Do you have a passion for the outdoors? Are you fond of getting up high, climbing trees, and using heavy equipment? Then you may enjoy living life as the owner of a tree trimming business. The first thing that you’re going to need to know about this business is that it can be very dangerous. Sometimes trees grow near power lines or other hazards. You may be hired to remove these hazards. This means you’ll need to know how to use ladders, a pulley system, and remote equipment in order to remove bothersome branches and limbs.
Here are the other steps that you’re going to need to follow to start this type of business. If you already have a landscaping business, this service can be included in your customer options assuming that you can become licensed, insured, and/or bonded as needed for the work.
1. Make sure your paperwork is in order.
Most businesses today need to have a license in order to legally operate. This is generally obtained either through your local jurisdiction’s clerk’s office or through your Department of Revenue. Some areas have a Department of Labor and Industries that would cover tree trimming work instead. Apply for your business license, pay the necessary fees, and register your name with your jurisdiction. If you are using anything but your legal name, you’ll likely need to pay a registration fee for that as well.

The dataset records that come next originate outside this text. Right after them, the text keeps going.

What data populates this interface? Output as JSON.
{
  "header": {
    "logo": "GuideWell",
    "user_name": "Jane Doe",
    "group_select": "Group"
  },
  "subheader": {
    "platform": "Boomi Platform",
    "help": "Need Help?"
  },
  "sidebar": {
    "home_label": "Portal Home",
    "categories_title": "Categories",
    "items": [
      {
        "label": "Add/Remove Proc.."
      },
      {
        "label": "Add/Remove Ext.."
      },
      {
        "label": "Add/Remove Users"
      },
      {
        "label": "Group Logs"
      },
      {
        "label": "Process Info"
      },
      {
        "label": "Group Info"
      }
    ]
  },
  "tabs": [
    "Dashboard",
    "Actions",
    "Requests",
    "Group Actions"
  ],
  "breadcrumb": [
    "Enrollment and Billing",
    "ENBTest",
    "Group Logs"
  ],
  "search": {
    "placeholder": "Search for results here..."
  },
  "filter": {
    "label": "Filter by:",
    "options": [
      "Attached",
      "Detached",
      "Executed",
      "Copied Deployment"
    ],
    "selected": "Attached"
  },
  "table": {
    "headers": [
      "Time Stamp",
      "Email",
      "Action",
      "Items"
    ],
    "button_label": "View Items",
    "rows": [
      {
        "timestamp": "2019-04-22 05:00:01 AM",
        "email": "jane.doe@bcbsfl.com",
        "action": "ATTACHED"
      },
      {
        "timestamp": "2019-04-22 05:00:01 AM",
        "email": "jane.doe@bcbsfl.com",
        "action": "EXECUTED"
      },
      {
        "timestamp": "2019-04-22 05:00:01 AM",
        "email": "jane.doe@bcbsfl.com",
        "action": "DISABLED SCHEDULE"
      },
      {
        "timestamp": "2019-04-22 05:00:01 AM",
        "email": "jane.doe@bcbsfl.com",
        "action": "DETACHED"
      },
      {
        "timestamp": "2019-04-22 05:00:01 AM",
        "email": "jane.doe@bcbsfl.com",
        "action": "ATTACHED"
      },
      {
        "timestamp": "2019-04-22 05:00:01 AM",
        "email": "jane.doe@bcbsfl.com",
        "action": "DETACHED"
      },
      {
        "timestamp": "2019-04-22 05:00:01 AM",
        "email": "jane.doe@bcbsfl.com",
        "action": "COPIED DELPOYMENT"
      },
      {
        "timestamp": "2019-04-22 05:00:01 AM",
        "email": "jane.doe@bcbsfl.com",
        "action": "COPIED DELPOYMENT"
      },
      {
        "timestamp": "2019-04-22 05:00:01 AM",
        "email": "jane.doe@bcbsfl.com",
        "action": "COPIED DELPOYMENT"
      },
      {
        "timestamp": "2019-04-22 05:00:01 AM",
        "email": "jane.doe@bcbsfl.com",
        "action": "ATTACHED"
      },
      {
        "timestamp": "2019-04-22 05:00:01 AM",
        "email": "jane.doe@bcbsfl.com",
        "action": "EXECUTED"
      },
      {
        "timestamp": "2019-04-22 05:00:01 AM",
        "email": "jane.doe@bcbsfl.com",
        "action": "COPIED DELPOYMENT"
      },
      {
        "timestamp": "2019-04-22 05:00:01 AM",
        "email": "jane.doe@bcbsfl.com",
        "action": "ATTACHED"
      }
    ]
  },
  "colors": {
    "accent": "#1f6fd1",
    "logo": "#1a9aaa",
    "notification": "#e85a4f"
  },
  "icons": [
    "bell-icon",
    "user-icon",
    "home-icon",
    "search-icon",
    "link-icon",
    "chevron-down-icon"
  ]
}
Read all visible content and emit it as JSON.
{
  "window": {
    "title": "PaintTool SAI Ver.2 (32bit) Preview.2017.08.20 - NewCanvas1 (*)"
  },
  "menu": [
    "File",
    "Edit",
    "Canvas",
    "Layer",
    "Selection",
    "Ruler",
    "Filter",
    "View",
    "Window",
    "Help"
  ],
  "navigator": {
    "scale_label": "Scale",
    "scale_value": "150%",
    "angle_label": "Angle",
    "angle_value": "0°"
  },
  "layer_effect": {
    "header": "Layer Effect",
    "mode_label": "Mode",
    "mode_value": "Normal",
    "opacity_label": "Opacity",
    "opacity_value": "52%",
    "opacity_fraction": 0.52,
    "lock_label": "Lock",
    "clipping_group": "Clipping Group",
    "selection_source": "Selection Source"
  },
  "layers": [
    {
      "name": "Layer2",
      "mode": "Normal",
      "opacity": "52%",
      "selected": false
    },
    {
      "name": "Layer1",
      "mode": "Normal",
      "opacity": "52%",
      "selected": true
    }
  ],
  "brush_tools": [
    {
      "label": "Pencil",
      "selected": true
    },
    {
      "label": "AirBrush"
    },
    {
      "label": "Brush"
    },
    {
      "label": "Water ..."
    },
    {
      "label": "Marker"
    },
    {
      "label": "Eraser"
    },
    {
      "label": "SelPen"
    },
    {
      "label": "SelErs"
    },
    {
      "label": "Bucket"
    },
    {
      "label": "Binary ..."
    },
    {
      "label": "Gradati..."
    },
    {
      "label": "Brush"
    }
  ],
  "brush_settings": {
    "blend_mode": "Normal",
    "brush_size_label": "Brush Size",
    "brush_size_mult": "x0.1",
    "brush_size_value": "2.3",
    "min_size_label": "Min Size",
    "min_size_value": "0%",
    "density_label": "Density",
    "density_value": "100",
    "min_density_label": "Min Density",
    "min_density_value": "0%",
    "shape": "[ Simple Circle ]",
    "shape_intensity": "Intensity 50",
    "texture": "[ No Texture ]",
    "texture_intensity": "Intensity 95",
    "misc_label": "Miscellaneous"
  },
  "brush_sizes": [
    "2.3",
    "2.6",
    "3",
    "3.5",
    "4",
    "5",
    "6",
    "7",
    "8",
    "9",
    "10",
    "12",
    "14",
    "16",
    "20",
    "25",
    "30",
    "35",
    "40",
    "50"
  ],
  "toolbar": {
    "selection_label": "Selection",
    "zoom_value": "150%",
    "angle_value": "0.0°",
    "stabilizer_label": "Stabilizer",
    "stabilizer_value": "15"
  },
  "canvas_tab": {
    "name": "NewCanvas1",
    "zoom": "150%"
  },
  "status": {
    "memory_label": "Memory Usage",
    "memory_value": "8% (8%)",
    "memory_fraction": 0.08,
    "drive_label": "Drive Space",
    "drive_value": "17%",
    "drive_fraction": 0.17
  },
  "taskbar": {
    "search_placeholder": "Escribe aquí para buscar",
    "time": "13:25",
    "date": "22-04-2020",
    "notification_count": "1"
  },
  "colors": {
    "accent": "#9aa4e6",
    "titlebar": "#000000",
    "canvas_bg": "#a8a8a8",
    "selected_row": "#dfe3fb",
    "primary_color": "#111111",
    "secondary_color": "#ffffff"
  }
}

2. You might need to prove insurance first.
Because tree trimming is often seen as a contracting business or one that provides value to a property owner, you may need to have insurance coverage secured before you can receive your license to conduct business. You’ll want at least $1 million in general liability and perhaps more if you plan to work around luxury homes. If a tree branch you’ve cut off falls through a home’s roof, that’s your responsibility to fix. That’s why insurance is such an important part of this business.
3. Bonding is a good idea, even if it isn’t required.
A surety bond is a simple, but very influential way of telling prospects in your sales funnel that you stand behind your work. Surety bonds are a form of credit that is used should you fail in your duties as a tree trimming business. If you didn’t get the job done in the right way and a property owner needed to hire someone else, then the surety bond could cover the costs of the new hire. It will also cover some damages that you may cause in the normal course of duties.
4. You’re going to need some office space.
Tree trimming equipment takes up a remarkable amount of space. You’re going to need to store it somewhere at the end of the day, so look for commercial properties, temporary storage locations, or think about where you could store the equipment on your existing property. You’ll also need an area of your home that is dedicated to administrative work if you don’t secure an independent commercial site. The good news is that a home office can produce a tax deduction for you if you make money with your tree trimming business, so you’ll be able to recoup some of the costs.
5. Do more than just purchase your equipment.
Even if you’re purchasing used tree trimming equipment, you’re purchasing a tangible asset for your business. These assets have a functional life to them, which means that they will depreciate over time. When you are filing your taxes, you’ll generally be given the option to fully depreciate your equipment the first year you’ve purchased it or to spread out the depreciation over a set amount of time based on what the equipment happens to be. If you make a lot of profits in that first year, then an advanced depreciation schedule can help you lessen your overall tax responsibilities.
What equipment are you going to need? Tree trimming also typically means stump removal jobs as well, so you’ll need chainsaws, stump grinders, pruning shears, and personal protection equipment for workers out in the field. Invest in a mulcher as well so that you can sell the tree mulch for extra profits.
6. Learn how to estimate a tree trimming job.
No two tree trimming jobs are alike. Each has a unique set of challenges and you may not be equipped technically or with your skill base to accomplish certain tasks. Before accepting any job, make sure that you go out to inspect the trees that need to be trimmed. If you don’t have the capabilities to get a job done, then you’ve got two options: refuse the work or upgrade your staffing or equipment to get the job done.
Estimating a job like this is a skill that takes practice to develop. You’ll need to know how fast you and your staff work, how many supplies will be used over the course of the job, and even how much fuel it will take to get you back and forth from the job site. Incorporate a fair profit margin into the estimation, give yourself at least 25% more time to get the job done then you think it might take, and you’ll be able to have some satisfactory first bids. As work comes in, you can then refine the estimates based on your tangible experiences.
7. Start looking for work.
With a business license, tree trimming equipment, and insurance all at the ready, you can begin to accept work. Residential work might be difficult to obtain at first, so look for government contracts, local parks district work, and other one-time jobs that can help to get your feet into some doors. Attend local trade shows and contracting seminars to discuss your package of services. Even consider running your own seminar about tree trimming so you can prove your expertise to new prospects.
A tree trimming business can be a lot of fun, but it can also be dangerous if it isn’t approached correctly. Follow these steps and you’ll know how to start a tree trimming business that is safe and a valuable asset to your community.